Хибет смущенно отвернулся и снова занялся ружьем.
— Отец у него Бикбай... Знаешь? Иван, ты, поди, знаешь?
— Как же, знаю старого Бикбая, — ответил ямщик. Но знает ли Хибетку — не сказал.
— У Бикбая кочевка недалеко, где башкирская земля начинается. Он теперь совсем переехать хочет. У него шалашик был тут прежде, приезжал только на лето, а нынче лес заготовил, хочет юрту строить. Поближе к заводу...
Трофим зажег лучину. Гроза проходила. Ветер стихал, гром гремел в отдалении. Дождь еще лил, но не так сильно.

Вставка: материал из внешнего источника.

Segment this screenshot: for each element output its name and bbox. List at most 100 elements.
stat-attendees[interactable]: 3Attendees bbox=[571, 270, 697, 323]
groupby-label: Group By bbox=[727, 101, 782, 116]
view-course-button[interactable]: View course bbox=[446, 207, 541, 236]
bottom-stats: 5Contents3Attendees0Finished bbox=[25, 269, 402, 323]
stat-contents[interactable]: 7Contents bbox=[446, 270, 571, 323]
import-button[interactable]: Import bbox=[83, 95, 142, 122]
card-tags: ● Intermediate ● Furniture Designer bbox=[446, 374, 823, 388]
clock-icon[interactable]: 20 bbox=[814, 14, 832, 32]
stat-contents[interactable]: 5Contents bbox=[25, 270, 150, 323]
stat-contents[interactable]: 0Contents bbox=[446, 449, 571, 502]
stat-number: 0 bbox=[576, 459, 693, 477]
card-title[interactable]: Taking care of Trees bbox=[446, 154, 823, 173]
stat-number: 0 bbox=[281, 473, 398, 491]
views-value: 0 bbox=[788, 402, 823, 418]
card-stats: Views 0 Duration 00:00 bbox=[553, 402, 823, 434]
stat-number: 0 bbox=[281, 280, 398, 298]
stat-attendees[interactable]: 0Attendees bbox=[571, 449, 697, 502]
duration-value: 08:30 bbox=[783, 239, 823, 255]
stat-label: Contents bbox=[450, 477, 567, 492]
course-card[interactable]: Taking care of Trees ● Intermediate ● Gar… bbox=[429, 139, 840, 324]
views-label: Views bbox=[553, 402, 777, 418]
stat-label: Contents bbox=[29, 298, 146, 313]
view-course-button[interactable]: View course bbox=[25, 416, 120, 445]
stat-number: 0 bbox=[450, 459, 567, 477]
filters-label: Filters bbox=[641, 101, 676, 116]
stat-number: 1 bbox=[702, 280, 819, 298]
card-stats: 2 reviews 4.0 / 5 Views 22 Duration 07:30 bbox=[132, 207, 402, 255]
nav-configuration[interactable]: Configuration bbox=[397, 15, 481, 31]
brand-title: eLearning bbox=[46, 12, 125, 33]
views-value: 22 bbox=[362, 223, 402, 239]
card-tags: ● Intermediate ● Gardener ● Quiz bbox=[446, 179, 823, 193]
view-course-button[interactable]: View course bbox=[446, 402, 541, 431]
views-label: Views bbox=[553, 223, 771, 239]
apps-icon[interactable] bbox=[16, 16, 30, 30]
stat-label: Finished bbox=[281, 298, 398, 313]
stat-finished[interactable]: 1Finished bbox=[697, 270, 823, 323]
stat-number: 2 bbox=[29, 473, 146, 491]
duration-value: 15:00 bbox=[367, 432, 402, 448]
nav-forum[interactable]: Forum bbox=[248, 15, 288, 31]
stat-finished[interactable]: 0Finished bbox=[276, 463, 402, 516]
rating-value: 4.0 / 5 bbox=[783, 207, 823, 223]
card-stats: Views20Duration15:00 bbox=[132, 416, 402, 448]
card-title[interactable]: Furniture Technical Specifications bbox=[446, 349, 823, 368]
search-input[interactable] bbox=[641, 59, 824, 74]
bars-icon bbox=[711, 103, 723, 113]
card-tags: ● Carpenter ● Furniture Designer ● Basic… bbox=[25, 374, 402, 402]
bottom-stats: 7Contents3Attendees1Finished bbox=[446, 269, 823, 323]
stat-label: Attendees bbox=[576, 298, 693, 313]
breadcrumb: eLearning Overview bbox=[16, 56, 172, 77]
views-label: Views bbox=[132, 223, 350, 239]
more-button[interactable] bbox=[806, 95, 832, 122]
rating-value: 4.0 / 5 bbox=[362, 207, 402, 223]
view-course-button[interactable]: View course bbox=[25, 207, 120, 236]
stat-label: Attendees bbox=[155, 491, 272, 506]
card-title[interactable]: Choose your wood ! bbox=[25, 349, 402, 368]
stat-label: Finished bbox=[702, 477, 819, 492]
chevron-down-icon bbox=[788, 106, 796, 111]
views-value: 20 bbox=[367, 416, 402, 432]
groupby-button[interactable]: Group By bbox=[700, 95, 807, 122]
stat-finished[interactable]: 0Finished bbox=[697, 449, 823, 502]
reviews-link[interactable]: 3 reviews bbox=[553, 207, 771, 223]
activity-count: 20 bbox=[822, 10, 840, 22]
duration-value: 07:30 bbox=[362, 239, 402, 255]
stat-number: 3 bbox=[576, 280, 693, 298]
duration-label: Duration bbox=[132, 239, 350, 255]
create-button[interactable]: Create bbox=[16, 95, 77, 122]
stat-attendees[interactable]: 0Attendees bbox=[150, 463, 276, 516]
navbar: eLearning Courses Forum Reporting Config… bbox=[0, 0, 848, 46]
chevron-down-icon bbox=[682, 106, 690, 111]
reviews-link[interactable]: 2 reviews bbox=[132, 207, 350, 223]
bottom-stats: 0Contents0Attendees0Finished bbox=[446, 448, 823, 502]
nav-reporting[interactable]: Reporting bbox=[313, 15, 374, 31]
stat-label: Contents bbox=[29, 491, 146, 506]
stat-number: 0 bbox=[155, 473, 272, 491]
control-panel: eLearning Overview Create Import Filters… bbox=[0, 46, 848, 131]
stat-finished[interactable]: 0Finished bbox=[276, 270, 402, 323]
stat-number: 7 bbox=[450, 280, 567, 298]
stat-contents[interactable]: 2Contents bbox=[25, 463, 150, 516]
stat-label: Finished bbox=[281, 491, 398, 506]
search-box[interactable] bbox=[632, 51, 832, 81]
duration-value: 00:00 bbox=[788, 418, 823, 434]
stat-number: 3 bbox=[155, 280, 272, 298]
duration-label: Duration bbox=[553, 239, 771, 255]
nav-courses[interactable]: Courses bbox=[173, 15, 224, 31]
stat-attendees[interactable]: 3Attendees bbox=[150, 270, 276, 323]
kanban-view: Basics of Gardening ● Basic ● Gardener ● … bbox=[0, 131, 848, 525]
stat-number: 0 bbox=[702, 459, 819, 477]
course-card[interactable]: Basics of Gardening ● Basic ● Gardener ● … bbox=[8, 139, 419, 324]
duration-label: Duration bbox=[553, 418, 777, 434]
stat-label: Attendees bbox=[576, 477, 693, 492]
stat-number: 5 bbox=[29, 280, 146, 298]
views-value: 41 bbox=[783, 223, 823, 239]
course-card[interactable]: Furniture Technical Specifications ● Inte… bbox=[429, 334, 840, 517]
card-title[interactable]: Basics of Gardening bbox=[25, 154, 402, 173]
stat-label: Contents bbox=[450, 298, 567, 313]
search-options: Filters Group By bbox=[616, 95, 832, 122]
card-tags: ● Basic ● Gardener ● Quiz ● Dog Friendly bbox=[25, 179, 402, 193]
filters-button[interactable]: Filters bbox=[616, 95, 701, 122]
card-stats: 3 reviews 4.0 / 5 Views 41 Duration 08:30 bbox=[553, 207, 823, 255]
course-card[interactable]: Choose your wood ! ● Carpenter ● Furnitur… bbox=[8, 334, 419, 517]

Башкирин, спавший на лавке, зашевелился.
— Это кто у тебя? — спросил Захар.
— Проезжий человек. Видно, из дальних башкир, да не то больной, не то напуганный, все молчит, да в углы жмется.
Башкирин на лавке поднялся. Жалобное рябое лицо его, помятое после сна, казалось еще более безобразным.
— Куда едешь? — спросил его Захар.
Тот развел руками и не ответил.
— Чего это ты?
— Бельмэем, — отвечал башкирин.
— Ну-ка, Иван, — молвил купец ямщику, — спроси, откуда он, куда едет.
Ямщик Иван был родом из Низовки, где все мужики толково объяснялись по-башкирски. Он спросил проезжего: тот что-то буркнул в ответ, поклонился леснику и вышел из избы.
— Озорной башкирец, не хочет отвечать, — сказал Иван.
Захар больше не любопытствовал и стал готовиться ко сну. Из сеней принес чепан, развесил на печи, снял со стены и постелил на лавке полушубок, положил в голову дорожную сумку, снял поддевку, стал молиться на образа.
Хибетка кончил возиться с ружьем и устраивался спать на полу у печки. Пока купец молился, Хибетка затих, чтоб не отвлекать русского. Лучина гасла, в избе становилось темно. Дождь стихал. Помолившись, Захар разулся, лег на лавку, укрылся поддевкой.